Questa volta tocca a Cesare Damiano a spiegare come verranno utilizzati i 2,5 miliardi sbloccati dall’Ecofin. «Sarà diviso in tre mucchietti», annuncia il ministro del Lavoro. «Il più grande sarà per le pensioni (la cui riforma dovrà essere completata entro giugno), il secondo per gli ammortizzatori sociali, il terzo per salari e produttività». E sulla rivalutazione delle pensioni «vogliamo partire - aggiunge il ministro - dalle più basse». A chi gli fa osservare che, forse, i 2,5 miliardi del «tesoretto» non sono sufficienti per le spese che ha in mente, il ministro risponde: «Be’, io dico: intanto cominciamo».
Lo schema di Damiano sull’utilizzo del «tesoretto» non è esattamente quel che ha in mente Romano Prodi, e nemmeno quello che ha proposto Paolo Ferrero, ministro della Solidarietà sociale. E l’argomento è stato oggetto di un incontro a Palazzo Chigi fra il presidente del Consiglio e Padoa-Schioppa.
In una lunga lettera al Corriere della Sera, Prodi ha scritto che la sua idea di utilizzo dell’extragettito è di indirizzarlo, per i due terzi, alle famiglie meno fortunate; e il resto, agli investimenti. Damiano riconosce che le risorse a disposizione non sono enormi: «C’è chi dice che sono tante, chi che sono poche». Resta un dato: per rispettare le indicazioni di Prodi o anche quelle di Damiano servirebbe almeno di triplicare il «tesoretto» a disposizione.
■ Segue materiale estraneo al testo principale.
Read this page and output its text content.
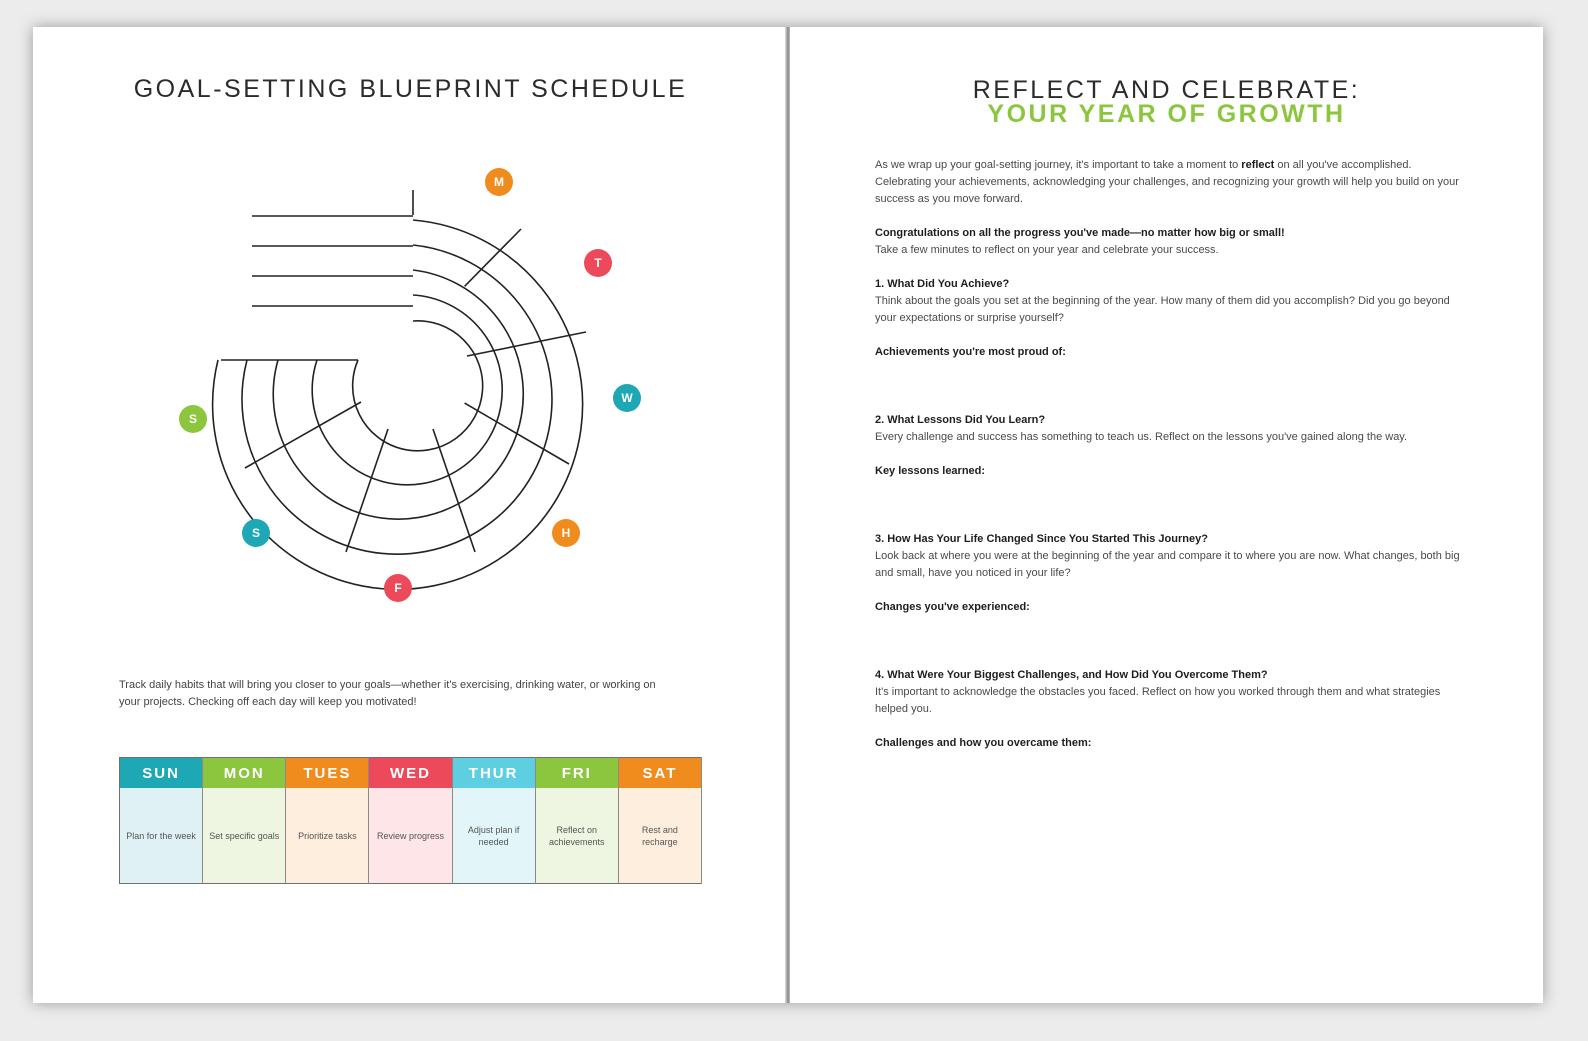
GOAL-SETTING BLUEPRINT SCHEDULE
M
T
W
H
F
S
S
Track daily habits that will bring you closer to your goals—whether it's exercising, drinking water, or working on your projects. Checking off each day will keep you motivated!
SUN	MON	TUES	WED	THUR	FRI	SAT
Plan for the week	Set specific goals	Prioritize tasks	Review progress	Adjust plan if needed	Reflect on achievements	Rest and recharge
REFLECT AND CELEBRATE:
YOUR YEAR OF GROWTH

As we wrap up your goal-setting journey, it's important to take a moment to reflect on all you've accomplished. Celebrating your achievements, acknowledging your challenges, and recognizing your growth will help you build on your success as you move forward.

Congratulations on all the progress you've made—no matter how big or small!

Take a few minutes to reflect on your year and celebrate your success.

1. What Did You Achieve?

Think about the goals you set at the beginning of the year. How many of them did you accomplish? Did you go beyond your expectations or surprise yourself?

Achievements you're most proud of:

2. What Lessons Did You Learn?

Every challenge and success has something to teach us. Reflect on the lessons you've gained along the way.

Key lessons learned:

3. How Has Your Life Changed Since You Started This Journey?

Look back at where you were at the beginning of the year and compare it to where you are now. What changes, both big and small, have you noticed in your life?

Changes you've experienced:

4. What Were Your Biggest Challenges, and How Did You Overcome Them?

It's important to acknowledge the obstacles you faced. Reflect on how you worked through them and what strategies helped you.

Challenges and how you overcame them:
Nei progetti di Prodi, infatti, alle famiglie meno fortunate (pensionati compresi) andrebbero 1,6 miliardi di euro. In Italia esistono 24milioni di contribuenti che hanno dichiarato redditi fino a 15mila euro. Una redistribuzione «orizzontale» assicurerebbe a questi contribuenti 66 euro in più all’anno; 5,5 euro al mese.
E forse questi numeri sono stati al centro dei colloqui di Palazzo Chigi con Padoa-Schioppa. Il governo, infatti, con questo dibattito sul «tesoretto» sta manifestando le sue divisioni interne. Per di più, viste le cifre a disposizione, con il rischio di alimentare speranze nelle fasce meno fortunate dei contribuenti; speranze poi destinate ad essere disilluse. Quindi, con il rischio di un fenomeno boomerang sui consensi: già non esaltanti, a giudicare dai sondaggi.
Così è probabile che l’argomento «tesoretto» venga affrontato nei colloqui a margine del Consiglio dei ministri. Non è escluso che lo stesso Prodi faccia un invito alla cautela ai ministri. Padoa-Schioppa lo avrebbe informato che il clima che si respira nelle riunioni europee non è eccezionale per l’Italia. Al governo viene chiesto di anticipare al 2010 (anziché al 2011) l’azzeramento del deficit. E quindi di agganciare una manovra alla Finanziaria per il 2008. Prodi voleva evitarla e utilizzare l’extragettito che non finisce nel «tesoretto».